The future Finnish governor-General received these lands in 1876. In 1884, a manor was built here, a two-level park with interesting trees and plants was laid out: black pine, spiky irga, horse chestnut and other exotic plants, some of them have been preserved to this day.
The estate was built by architects from St. Petersburg, it is a large-scale two-storey red brick house in the Art Nouveau style with elements of pseudo-Russian style standing above the floodplain of the Iput River
Nikolai Nikolaevich Gerard was a justice of the peace of St. Petersburg, and from 1905 to 1908, Governor–General of Finland.

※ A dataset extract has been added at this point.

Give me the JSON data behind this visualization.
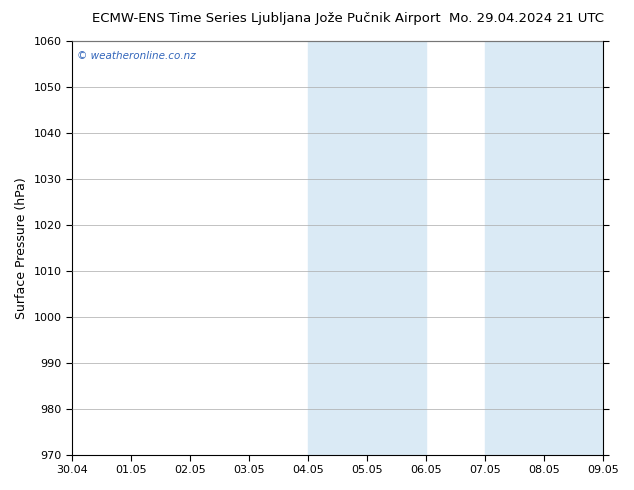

After the revolution, the estate was taken away from the landowner, Gerard himself went to Finland. An orphanage was built in his house in Demyanki. During the war, a police detachment was stationed here. After that, the two-story building became a special school for orphans, and before the Chernobyl accident, a health camp was located here.
It's a great place, I'd like to visit it again, but you can conveniently get there from Russia only through Gomel and Dobrush. It is not worth going through the Old Vyshkov, because you need to go through the swamp.